Он не успел доформулировать, за кого собственно их держит, когда Андрей Андреевич исчез из-за стола. Как-то так случилось: только что тут был Вознесенский и вдруг Вознесенского нет как нет (это казалось мистикой, только потом я сообразил, что за спиной Андрея Андреевича был стеклянный выход на палубу).

– Вы!.. – снова грозно изрек Фазиль.

Окуджава попытался его увести (получилось не сразу), а Евтушенко, горестно, по-бабьи подперев подбородок рукой, сказал:

– Ну ладно, я, а Андрея-то ты за что?!

На следующий день кто-то рассказал Искандеру о случившемся, но, кажется, неправильно.
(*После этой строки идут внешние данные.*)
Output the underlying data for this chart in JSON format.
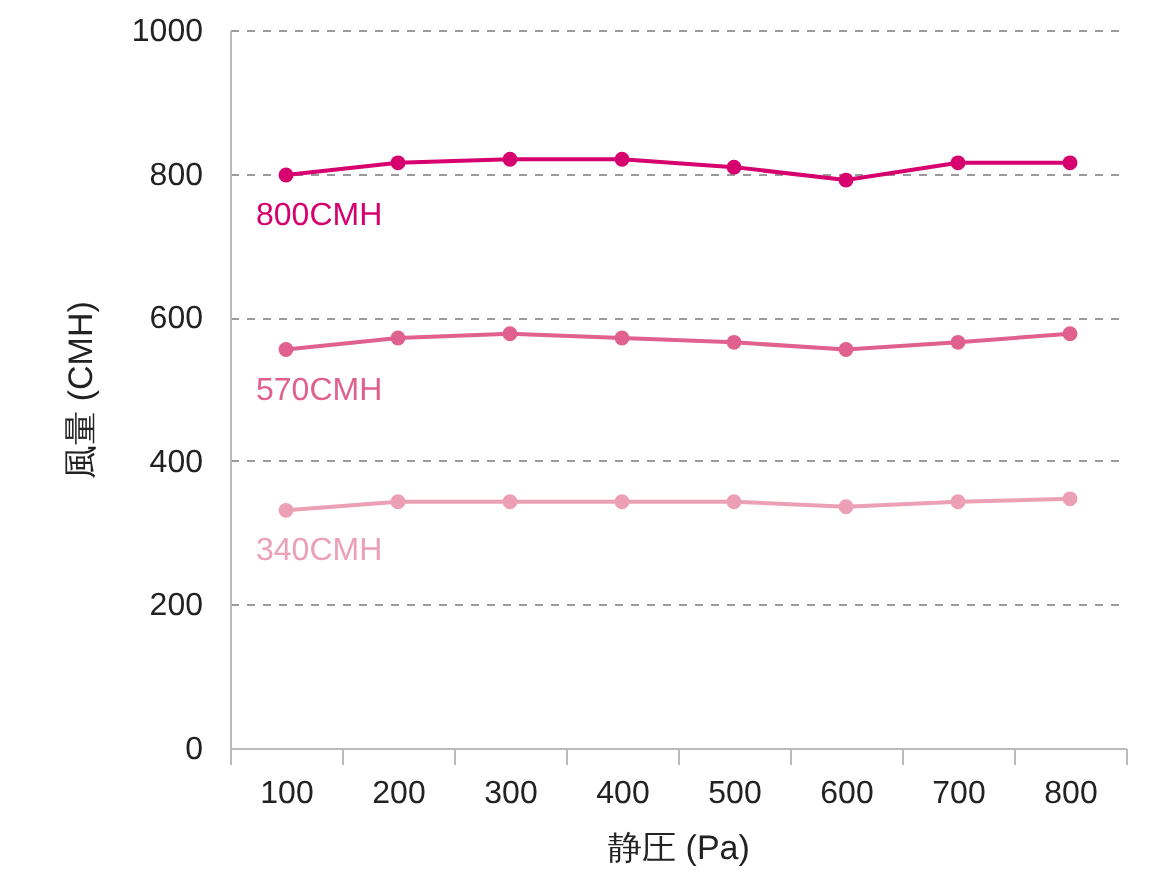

Потому что он, совершенно спокойно разговаривая с Евтушенко (надо сказать, умевшим прощать), все время норовил извиниться перед Вознесенским. А тот от него вместе с его ненужными извинениями бегал.

Вообще Фазилю во время этого приезда в Абхазию было тяжело. И не только от ежесекундного гостеприимства.

– Зачем я сюда приехал! – то и дело вздыхал он, сверкая персидскими очами.

– Ну как же, – банально утешал я, искренне любящий его «Сандро», – это же Ваш Мухус!

– У меня здесь все умерли…

А однажды я с гордостью убедился, что мои биоритмы полностью совпадают с биоритмами любимых прозаиков: Битова и Искандера.

С Битовым-то все выяснилось сразу же. Наши номера были рядом, и, выходя утром каждый на свой балкон, чтобы выдохнуть вчерашнее и вдохнуть полной грудью, мы всякий раз обнаруживали друг друга за аналогичным занятием.

Однажды мы вышли проделывать это уже после того, как вся делегация уехала в район на какие-то грандиозные абхазские скачки с джигитовкой.

Что делать? Мы с Битовым не стали суетиться – вышли на набережную попить кофе по-турецки. И – с радостью обнаружили там Искандера. Правда, у меня есть подозрение, что он, в отличие от нас, не проспал, а просто удрал от повышенного внимания.

Мы стояли и неспешно беседовали за кофе, как вдруг откуда ни возьмись появился громокипящий Рейн. Он в этих Днях литературы не участвовал, а, как выяснилось, непосредственно сейчас высадился с катера из Батуми.

– Я только что трахнул потрясающую буфетчицу! – прокричал Рейн, а Битов с Искандером стали вслух прикидывать, как его включить в состав делегации. Несмотря на то что Рейн тогда еще был в полуопале, это у них получилось.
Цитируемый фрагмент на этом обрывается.